Une séquence tellement lunaire que personne n'a relevé que l'excellent Szymon Marciniak avait laissé le jeu se poursuivre après la fin du temps additionnel de quatre minutes. Un fait d'arbitrage mineur et classique, mais certains auraient pu se ranger derrière cette excuse pour expliquer le couac monumental qui a conduit à l'élimination de l'OM. Au début de l'action fatale, une touche de Matteo Guendouzi (capture N.1), et un placement des Olympiens abracadabrantesque. Si les pistons sont en position d'ailiers (logique) et que Luis Suarez occupe la pointe de l'attaque, le Colombien est soutenu par Leonardo Balerdi et Sead Kolasinac, montés pour profiter d'un éventuel dernier long centre, qui n'aura jamais lieu. Sur la remise de Guendouzi, Cengiz Ünder est visé, mais la transmission de l'ancien d'Arsenal est interceptée par Clément Lenglet qui trouve Kane (capture N.2). À cet instant, un un contre un à 50 mètres des cages de Pau Lopez entre l'Anglais et Mbemba, très dur à passer en duel, se profile, avec une mini-fenêtre de tir pour que ce dernier puisse faire faute et empêcher la catastrophe. Sauf que le duel se transformera en deux secondes en trois contre un, grâce aux sprints de Gil et Höjbjerg.
Les deux joueurs les plus bas de l'équipe hormis l'ancien défenseur de Porto sont frits bouillis et marchent au lieu d'essayer de rattraper les deux fuyards : Amine Harit et Alexis Sanchez (capture N.3). Que faisaient les deux milieux offensifs aussi bas et deux des trois défenseurs centraux aussi haut à la 95e minute ? Comment, en 2022, une équipe peut se découvrir à ce point sans avoir conscience que l'autre rencontre de la poule avait délivré le scénario idéal, à condition de ne pas encaisser de deuxième but ? Pourtant, le wifi et la 4G fonctionnaient au Vélodrome, et les applications de résultats de matches en direct aussi.
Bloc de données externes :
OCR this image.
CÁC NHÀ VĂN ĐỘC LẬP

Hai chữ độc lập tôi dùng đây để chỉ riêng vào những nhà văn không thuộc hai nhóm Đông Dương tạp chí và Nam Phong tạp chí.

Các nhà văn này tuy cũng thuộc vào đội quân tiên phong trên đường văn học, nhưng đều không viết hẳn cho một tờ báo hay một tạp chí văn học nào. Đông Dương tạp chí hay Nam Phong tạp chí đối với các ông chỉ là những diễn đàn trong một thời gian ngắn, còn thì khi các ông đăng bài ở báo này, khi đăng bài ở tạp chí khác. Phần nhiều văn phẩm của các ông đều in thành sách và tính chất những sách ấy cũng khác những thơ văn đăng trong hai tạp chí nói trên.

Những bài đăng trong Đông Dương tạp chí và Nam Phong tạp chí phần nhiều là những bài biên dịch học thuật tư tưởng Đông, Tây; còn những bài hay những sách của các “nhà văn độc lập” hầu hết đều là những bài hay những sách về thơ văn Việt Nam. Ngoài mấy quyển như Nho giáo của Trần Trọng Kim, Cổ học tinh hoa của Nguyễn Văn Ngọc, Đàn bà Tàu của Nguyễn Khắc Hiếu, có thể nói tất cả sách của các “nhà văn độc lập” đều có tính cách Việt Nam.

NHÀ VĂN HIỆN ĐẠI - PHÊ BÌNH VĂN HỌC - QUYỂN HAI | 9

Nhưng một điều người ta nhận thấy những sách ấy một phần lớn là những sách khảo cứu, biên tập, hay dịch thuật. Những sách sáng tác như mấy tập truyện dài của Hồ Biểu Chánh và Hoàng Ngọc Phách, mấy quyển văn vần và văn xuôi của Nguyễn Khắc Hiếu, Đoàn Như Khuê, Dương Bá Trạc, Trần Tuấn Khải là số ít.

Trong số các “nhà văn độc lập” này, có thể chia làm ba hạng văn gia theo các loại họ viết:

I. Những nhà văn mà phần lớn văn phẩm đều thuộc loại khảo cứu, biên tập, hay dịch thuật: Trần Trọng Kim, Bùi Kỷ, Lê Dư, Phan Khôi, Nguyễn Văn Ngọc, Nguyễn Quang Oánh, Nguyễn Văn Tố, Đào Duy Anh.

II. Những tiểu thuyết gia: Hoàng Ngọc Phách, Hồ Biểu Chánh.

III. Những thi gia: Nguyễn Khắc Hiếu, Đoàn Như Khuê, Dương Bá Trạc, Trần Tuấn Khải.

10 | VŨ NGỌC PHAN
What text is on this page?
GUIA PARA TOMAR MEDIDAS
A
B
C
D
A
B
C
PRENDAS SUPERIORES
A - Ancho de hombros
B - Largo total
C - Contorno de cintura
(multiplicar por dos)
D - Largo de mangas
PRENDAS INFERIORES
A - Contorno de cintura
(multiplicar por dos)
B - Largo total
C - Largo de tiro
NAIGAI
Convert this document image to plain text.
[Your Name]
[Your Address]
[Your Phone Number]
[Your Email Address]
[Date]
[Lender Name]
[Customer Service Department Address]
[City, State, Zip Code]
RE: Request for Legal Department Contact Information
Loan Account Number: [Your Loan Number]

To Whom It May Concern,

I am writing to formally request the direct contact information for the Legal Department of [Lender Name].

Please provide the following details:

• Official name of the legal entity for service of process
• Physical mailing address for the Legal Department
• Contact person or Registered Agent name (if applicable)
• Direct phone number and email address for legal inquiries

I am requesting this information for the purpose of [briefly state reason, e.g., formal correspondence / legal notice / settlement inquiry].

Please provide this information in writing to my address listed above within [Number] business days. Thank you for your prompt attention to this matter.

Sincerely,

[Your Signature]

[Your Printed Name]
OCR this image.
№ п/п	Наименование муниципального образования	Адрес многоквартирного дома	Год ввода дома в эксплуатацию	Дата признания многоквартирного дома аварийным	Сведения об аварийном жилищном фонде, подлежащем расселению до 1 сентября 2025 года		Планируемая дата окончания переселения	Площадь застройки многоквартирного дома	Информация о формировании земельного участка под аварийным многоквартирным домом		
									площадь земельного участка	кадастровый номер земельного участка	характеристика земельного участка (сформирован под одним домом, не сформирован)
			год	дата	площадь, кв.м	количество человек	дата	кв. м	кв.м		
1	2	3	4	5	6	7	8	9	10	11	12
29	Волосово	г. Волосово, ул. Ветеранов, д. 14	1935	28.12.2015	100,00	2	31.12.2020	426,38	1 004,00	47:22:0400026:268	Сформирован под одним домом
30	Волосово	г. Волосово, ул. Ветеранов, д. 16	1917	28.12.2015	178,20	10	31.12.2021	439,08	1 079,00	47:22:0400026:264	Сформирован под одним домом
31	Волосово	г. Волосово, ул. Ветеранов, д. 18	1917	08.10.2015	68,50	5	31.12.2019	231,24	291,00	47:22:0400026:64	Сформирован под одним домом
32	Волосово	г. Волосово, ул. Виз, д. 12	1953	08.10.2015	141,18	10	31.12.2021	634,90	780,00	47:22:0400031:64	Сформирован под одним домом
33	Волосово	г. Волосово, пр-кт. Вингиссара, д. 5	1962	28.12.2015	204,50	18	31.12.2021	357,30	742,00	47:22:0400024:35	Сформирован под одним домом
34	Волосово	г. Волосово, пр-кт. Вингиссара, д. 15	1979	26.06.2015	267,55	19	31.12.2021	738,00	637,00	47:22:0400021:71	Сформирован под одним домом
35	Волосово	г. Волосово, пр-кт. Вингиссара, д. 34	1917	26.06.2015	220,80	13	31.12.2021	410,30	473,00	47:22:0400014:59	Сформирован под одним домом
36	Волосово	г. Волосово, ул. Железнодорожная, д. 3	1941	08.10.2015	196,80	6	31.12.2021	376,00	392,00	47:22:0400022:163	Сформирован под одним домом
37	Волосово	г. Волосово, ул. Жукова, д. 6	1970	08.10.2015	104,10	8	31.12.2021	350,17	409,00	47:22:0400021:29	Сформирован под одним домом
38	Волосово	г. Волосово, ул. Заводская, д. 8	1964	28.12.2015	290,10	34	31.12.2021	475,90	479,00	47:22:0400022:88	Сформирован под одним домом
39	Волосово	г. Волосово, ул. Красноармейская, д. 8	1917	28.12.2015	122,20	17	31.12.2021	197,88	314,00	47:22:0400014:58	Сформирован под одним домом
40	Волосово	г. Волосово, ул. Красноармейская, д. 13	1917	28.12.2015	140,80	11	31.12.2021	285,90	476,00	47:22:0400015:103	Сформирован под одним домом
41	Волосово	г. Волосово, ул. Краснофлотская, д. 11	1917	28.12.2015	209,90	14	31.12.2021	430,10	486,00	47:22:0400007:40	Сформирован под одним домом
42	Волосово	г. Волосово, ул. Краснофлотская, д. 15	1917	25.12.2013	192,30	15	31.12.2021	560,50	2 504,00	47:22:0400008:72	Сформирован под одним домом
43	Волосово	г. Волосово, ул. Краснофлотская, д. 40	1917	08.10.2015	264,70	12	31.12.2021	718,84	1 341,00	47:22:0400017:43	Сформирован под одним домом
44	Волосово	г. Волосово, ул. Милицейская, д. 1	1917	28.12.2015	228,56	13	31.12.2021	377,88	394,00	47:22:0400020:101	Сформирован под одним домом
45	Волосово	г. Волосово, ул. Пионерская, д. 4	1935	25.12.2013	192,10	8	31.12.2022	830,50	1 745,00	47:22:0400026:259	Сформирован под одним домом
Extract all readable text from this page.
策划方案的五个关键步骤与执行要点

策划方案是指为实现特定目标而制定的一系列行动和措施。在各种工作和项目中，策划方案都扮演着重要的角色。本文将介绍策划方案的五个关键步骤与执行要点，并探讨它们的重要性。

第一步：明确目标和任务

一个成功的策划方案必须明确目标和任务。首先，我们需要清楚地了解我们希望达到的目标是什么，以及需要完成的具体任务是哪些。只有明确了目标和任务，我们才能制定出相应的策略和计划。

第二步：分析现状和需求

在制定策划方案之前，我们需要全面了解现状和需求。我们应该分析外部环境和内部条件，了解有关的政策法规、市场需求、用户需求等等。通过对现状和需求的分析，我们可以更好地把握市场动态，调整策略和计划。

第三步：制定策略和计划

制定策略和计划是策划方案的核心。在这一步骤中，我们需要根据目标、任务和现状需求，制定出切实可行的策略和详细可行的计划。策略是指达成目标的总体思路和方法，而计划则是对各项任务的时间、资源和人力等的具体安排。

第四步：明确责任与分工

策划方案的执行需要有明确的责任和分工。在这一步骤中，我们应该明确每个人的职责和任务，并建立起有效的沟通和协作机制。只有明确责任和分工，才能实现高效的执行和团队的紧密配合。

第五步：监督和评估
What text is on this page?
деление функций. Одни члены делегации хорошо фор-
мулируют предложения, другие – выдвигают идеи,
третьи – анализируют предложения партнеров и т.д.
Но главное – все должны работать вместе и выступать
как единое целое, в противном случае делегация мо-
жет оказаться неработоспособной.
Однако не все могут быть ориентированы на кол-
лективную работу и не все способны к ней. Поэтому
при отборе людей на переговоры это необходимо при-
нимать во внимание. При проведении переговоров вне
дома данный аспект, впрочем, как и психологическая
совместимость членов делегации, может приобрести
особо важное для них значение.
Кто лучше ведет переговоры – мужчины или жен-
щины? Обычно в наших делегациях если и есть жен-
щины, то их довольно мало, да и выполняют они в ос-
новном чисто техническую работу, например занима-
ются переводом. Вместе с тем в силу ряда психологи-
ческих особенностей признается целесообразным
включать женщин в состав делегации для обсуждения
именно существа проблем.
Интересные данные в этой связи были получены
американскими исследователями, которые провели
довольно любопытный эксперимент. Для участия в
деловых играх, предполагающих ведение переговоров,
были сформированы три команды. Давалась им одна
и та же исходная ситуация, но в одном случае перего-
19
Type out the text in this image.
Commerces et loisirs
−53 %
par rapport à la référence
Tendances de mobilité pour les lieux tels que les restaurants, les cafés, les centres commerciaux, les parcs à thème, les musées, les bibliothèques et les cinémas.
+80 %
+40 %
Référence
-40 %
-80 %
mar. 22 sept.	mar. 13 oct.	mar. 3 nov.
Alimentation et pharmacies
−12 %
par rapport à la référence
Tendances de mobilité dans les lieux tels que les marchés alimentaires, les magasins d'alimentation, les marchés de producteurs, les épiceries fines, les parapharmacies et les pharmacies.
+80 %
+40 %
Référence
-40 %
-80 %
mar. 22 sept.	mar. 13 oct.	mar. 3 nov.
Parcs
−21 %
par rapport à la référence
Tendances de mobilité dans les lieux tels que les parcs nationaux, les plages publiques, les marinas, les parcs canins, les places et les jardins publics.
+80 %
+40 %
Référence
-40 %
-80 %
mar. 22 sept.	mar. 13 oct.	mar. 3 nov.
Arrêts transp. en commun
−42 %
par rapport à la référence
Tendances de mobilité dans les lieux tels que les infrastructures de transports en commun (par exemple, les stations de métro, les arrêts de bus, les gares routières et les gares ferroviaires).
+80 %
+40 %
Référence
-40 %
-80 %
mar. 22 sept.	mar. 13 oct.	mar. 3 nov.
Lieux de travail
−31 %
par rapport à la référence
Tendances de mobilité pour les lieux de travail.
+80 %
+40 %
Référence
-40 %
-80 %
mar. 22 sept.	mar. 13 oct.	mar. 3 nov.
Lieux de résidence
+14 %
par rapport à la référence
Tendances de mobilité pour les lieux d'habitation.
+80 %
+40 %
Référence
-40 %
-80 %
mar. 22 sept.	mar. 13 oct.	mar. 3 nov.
À qui la faute ? La confusion règne, et le silence radio était de rigueur hier dans l'entourage de plusieurs Marseillais. Selon un témoin, le directeur sportif David Friio, qui quitte habituellement la tribune présidentielle au coup de sifflet final, est cette fois descendu aux alentours de la 85e minute pour prévenir celui qui a remplacé Jorge Sampaoli.
L'ancien entraîneur de l'Hellas Vérone et son staff ont-ils ensuite fait passer le message à leurs hommes ? Dans les coursives du Vélodrome, Guendouzi et Harit, pas irréprochables lors de ces 25 dernières secondes directement entrées dans la légende de l'OM sans préavis, mais qui assument toujours devant les médias, étaient anéantis et plaident tout deux une faute de communication. "Il y a eu une incompréhension. Si tout le monde avait su le score de Francfort, on ne serait pas autant partis à l'abordage. On aurait au moins gardé notre ligne défensive, c'est vraiment notre faute", confessait le numéro 6 de l'OM, en référence aux montées irrationnelles de Balerdi et Kolasinac, mais sans pointer du doigt qui que ce soit. Le meneur de jeu franco-marocain était un peu plus offensif et clair que son partenaire : "On n'a pas eu l'info qu'on était qualifiés pour la Ligue Europa, il y a un manque de communication flagrant mais on ne va pas se tirer les uns sur les autres. Mais vous dire que je ne suis pas dégoûté que cette information ne soit pas remontée sur le terrain serait vous mentir."
L'explication d'Igor Tudor est, elle, complètement fumeuse : "Le conseil que je leur ai donné était de rester là, de ne pas forcément aller vers l'avant, mais ils ont poussé. Il y avait aussi beaucoup de bruit, c'était difficile de nous entendre, c'est peut-être pourquoi les joueurs avaient vraiment envie de marquer." Le doute est permis. Chancel Mbemba, défenseur axial droit, et donc le plus proche de la zone technique marseillaise, était formel au micro de RMC, et démonte la théorie de son entraîneur : "On ne savait pas mais sur le banc ils savaient..." A priori, le seul Olympien sur le terrain qui était au courant de la qualification en Ligue Europa était donc Tudor (capture N.3), qui hurlait sur ses joueurs pour leur intimer l'ordre de se replier. Mais comme souvent avec ses changements très peu inspirés, il était déjà trop tard.